Tiga zona konflik lainnya
seperti Somalia, Suriah dan Danau Chad tercatat ada sedikit peningkatan
ketahanan pangan yang sejalan dengan peningkatan keamanan. Meski,
laporan tersebut mengatakan, terjadi kemunduran besar menyoal pangan
warga sipil selama awal 2019 di seluruh wilayah Danau Chad Basin.
Direktur
FAO Jose Graziano da Silva mengatakan, laporan PBB dengan jelas
menunjukkan dampak kekerasan bersenjata terhadap kehidupan dan mata
pencaharian jutaan pria, wanita, anak lelaki dan anak perempuan yang
terjebak dalam konflik.
Direktur Eksekutif WFP David
Beasley mendesak akses yang lebih baik dan lebih cepat di semua zona
konflik untuk menjangkau lebih banyak orang yang membutuhkan. "Tapi yang
paling dibutuhkan dunia adalah mengakhiri perang," kata Beasley.
Laporan
tersebut juga mengatakan, bahwa kekerasan terhadap pekerja kemanusiaan
meningkat. Sehingga memaksa organisasi-organisasi bantuan untuk menunda
operasi mereka dan menghilangkan populasi rentan bantuan kemanusiaan.
Meningkatnya
jumlah konflik berkepanjangan di dunia, menciptakan tingkat kelaparan
yang belum pernah terjadi sebelumnya. Perang tiga tahun di Yaman
merupakan demonstrasi nyata soal pentingnya menghentikan permusuhan
dalam mengatasi keadan darurat keamanan pangan terbesar di dunia.
Pihak-pihak
bertikai di Yaman, dalam sebuah laporan menyatakan mengabaikan
kesulitan dan bahaya dari status yang dilindungi fasilitas dan personel
kemanusiaan yang melakukan pekerjaan mencegah kelaparan.
Sementara
di DRC, meiliki jumlah tertinggi kedua yang sangat rawan kekurangan
pangan yang dipicu oleh konflik bersenjata. Di Sudan Selatan,
perselisihan sipil telah berlangsung selama lebih dari lima tahun.
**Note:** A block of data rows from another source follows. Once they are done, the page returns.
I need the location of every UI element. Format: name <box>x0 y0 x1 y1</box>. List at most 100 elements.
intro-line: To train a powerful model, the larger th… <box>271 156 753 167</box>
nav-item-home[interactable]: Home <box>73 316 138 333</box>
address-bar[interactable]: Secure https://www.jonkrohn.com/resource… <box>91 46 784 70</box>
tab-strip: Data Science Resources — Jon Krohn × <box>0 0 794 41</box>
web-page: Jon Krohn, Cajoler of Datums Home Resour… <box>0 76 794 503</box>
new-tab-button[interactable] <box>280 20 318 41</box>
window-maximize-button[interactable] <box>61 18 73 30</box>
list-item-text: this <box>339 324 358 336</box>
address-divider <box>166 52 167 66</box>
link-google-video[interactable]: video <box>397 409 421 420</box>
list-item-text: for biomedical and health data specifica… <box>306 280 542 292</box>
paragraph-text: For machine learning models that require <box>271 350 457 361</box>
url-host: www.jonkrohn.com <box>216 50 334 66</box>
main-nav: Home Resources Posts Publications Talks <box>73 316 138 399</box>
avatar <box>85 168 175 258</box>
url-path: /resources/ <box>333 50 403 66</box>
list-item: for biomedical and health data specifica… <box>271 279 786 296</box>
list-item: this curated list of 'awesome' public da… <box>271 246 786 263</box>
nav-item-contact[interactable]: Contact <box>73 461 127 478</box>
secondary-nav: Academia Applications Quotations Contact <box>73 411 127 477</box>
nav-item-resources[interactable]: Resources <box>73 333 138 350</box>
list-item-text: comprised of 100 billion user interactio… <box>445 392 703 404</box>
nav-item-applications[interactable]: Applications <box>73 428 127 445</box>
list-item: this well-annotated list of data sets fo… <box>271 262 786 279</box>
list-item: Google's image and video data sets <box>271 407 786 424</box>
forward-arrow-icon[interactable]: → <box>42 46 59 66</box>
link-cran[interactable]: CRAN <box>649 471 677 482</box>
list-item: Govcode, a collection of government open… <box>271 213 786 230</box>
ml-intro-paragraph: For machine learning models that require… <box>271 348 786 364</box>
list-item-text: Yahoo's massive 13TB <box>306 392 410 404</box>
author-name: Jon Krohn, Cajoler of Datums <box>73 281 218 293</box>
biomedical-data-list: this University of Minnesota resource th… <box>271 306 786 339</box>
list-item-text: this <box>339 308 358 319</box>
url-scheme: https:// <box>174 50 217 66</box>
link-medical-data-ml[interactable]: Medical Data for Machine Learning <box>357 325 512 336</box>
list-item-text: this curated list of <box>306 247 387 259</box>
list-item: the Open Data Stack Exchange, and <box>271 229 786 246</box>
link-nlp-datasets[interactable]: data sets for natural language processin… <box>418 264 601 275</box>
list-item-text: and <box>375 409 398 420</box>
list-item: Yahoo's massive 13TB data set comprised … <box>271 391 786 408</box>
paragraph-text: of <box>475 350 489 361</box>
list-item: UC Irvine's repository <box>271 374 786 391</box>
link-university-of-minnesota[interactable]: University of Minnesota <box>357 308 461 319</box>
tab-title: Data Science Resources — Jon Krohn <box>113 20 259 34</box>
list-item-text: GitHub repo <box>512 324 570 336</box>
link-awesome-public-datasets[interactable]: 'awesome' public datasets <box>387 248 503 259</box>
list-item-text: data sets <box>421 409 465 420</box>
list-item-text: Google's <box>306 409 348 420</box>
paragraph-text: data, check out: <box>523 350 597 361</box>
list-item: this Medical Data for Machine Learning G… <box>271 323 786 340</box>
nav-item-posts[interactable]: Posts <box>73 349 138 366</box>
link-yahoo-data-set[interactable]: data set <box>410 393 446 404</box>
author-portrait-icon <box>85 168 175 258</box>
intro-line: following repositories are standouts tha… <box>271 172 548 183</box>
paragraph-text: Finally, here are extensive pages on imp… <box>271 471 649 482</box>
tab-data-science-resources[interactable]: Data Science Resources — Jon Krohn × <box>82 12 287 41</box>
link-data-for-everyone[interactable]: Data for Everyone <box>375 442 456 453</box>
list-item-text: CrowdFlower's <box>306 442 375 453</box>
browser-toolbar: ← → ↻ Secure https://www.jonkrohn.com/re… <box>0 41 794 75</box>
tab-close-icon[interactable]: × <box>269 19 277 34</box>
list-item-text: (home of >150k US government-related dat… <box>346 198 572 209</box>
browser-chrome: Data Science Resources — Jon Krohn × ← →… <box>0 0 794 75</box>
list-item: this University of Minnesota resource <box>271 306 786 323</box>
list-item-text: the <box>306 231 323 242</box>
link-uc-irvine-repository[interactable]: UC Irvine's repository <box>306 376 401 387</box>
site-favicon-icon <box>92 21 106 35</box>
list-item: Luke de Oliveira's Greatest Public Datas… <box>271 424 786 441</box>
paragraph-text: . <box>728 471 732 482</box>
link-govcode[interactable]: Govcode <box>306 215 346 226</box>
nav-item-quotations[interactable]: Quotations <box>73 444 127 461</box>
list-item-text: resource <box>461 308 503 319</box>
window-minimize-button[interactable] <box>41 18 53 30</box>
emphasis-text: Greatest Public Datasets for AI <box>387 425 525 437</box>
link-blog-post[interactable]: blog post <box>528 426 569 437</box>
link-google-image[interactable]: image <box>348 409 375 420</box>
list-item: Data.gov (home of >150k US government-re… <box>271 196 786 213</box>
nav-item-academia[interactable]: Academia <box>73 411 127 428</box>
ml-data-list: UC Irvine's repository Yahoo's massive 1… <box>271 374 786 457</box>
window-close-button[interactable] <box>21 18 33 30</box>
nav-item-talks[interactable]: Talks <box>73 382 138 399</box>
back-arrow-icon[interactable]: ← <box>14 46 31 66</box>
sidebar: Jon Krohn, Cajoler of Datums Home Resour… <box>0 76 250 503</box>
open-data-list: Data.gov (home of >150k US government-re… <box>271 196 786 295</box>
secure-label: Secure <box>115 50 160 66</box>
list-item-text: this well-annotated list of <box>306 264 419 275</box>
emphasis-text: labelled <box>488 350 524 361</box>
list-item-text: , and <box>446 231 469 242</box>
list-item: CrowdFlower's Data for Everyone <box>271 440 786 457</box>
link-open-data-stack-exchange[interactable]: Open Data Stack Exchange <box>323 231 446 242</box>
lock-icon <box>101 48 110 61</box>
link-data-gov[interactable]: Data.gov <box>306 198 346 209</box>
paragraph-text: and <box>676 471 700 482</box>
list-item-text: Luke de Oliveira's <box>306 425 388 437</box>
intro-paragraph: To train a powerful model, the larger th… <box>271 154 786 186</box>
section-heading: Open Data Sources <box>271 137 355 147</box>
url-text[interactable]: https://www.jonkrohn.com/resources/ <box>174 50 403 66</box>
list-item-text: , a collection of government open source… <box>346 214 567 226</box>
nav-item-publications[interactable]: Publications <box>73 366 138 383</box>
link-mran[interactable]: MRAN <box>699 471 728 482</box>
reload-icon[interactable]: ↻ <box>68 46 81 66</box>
Tekanan kekurangan pangan diperkirakan akan dimulai lebih awal dari
biasanya. Mereka membutuhkan dukungan mendesak hingga lebih dari 5 juta
antara Januari dan Maret 2019.
Di Afghanistan, persentase
penduduk pedesaan Afghanistan yang menghadapi defisit pangan akut
diproyeksikan mencapai 47 persen (atau 10,6 juta orang) pada Maret tahun
ini. Hal itu terjadi jika bantuan darurat yang menyelamatkan jiwa tidak
diberikan. Sementara Di Republik Afrika Tengah, konflik bersenjata
tetap menjadi pendorong utama kelaparan pada tahun 2018, dengan 1,9 juta
orang mengalami kekurangan pangan yang parah.